EUOBSERVER / BRUSSELS - The US State Department has said that President Barack Obama's decision not to come to an EU summit in Madrid in May is partly due to confusion arising from the Lisbon Treaty.
State department spokesman Philip J. Crowley told the press in Washington on Tuesday (2 February) that the treaty has made it unclear who the US leader should meet and when.
"Up until recently, they [summits] would occur on six-month intervals, as I recall, with one meeting in Europe and one meeting here. And that was part of - the foundation of that was the rotating presidency within the EU. Now you have a new structure regarding not only the rotating EU presidency, you've got an EU Council president, you've got a European Commission president," he said.

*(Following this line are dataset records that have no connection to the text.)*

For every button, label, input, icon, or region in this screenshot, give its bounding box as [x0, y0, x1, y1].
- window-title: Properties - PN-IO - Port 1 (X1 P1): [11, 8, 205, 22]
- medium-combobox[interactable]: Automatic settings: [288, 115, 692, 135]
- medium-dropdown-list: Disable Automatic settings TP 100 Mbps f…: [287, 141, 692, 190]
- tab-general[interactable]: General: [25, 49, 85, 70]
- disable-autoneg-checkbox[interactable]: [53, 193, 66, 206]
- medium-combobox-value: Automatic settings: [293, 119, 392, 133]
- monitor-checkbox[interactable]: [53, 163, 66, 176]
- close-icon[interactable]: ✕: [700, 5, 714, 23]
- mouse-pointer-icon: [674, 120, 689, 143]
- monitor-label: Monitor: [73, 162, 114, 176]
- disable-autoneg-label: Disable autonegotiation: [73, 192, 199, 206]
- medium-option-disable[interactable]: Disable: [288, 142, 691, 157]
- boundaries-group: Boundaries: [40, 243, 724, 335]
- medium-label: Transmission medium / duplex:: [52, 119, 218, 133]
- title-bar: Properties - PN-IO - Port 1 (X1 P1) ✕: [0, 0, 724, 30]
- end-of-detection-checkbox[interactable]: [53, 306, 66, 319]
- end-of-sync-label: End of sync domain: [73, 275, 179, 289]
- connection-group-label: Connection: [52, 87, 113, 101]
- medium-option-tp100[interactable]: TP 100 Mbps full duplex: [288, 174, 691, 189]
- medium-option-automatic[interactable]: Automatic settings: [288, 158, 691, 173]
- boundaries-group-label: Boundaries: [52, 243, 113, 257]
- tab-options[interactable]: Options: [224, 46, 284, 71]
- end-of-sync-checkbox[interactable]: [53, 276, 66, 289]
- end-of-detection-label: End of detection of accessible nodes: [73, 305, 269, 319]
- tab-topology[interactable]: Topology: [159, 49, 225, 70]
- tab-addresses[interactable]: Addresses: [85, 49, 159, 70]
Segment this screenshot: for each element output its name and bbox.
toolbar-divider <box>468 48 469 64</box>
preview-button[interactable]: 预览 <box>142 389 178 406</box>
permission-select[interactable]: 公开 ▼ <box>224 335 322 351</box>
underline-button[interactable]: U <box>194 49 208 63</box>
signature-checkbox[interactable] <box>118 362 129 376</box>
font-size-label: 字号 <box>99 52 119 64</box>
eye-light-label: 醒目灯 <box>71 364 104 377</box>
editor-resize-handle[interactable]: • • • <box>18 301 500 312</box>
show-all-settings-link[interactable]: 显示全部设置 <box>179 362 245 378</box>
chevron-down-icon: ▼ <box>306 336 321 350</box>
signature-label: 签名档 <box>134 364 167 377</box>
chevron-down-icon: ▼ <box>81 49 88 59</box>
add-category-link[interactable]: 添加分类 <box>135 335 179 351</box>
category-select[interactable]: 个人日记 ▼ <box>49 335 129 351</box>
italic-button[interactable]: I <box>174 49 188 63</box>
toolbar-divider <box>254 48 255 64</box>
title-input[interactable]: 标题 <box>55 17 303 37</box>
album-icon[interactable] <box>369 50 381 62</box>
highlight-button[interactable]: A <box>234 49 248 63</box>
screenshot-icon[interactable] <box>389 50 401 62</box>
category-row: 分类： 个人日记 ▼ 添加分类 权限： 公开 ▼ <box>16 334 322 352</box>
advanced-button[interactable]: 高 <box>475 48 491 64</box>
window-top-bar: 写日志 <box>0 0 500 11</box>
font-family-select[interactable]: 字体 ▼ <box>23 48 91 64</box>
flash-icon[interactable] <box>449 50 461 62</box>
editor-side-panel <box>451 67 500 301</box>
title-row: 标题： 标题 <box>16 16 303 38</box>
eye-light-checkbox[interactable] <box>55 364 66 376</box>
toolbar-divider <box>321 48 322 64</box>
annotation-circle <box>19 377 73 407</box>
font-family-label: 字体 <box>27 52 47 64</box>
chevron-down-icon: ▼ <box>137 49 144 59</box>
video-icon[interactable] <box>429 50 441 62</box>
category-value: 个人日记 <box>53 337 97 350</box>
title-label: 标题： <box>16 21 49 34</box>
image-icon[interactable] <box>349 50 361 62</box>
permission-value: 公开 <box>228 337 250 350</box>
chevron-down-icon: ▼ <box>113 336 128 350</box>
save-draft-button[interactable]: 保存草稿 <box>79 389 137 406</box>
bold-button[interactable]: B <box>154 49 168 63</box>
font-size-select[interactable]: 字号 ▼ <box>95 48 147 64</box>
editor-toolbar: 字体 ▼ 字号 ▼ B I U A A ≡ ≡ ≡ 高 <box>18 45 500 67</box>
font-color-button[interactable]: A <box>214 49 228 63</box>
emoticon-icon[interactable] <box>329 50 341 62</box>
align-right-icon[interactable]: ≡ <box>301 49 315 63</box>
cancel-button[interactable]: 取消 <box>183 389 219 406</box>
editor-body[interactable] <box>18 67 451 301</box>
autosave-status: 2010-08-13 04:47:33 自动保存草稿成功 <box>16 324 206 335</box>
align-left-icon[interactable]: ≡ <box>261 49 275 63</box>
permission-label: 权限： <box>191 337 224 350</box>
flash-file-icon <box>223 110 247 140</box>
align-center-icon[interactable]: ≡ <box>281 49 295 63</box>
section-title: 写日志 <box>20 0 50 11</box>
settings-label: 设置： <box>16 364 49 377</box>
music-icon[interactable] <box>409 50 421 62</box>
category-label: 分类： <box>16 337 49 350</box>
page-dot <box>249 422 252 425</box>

"We are working through this just as Europeans themselves are working through this: When you have a future EU-US summit meeting, who will host it and where will it be held?" he added. "All of this is kind of being reassessed in light of architectural changes in Europe."
The Lisbon Treaty came into force on 1 December. It created the post of a new EU Council president and EU foreign relations chief in order to give the union a stronger voice abroad.
It kept the institution of the rotating EU presidency as well, with the member state holding the chairmanship to do the bulk of behind-the-scenes policy work in Brussels.
The Spanish EU presidency is being closely watched to see how the EU manages the transition into the new power structure. The new EU Council president has taken charge of summits in the EU capital. But Madrid was to share the limelight with a few top-level events at home.
The state department's Mr Crowley said the US and Spain have been in touch "directly" to discuss Mr Obama's decision after Madrid learned about it through the media on Monday.
"Obviously, there's been some disappointment expressed by the government of Spain, and we understand that and we'll be working with them on that," he said.
Spanish Prime Minister Jose Luis Zapatero and Mr Obama are both due to attend the National Prayer Breakfast in Washington on Thursday. But no bilateral meeting has been announced so far.
The informal event sees some 3,500 celebrities, businessmen, politicians and religious leaders get together in the US capital each year and is organised by the Fellowship Foundation, a Christian fundamentalist pressure group.
Mr Zapatero, a centre-left secularist, has taken flak for his trip in Spanish media, with the El Pais daily calling his decision to attend the prayer event "shocking."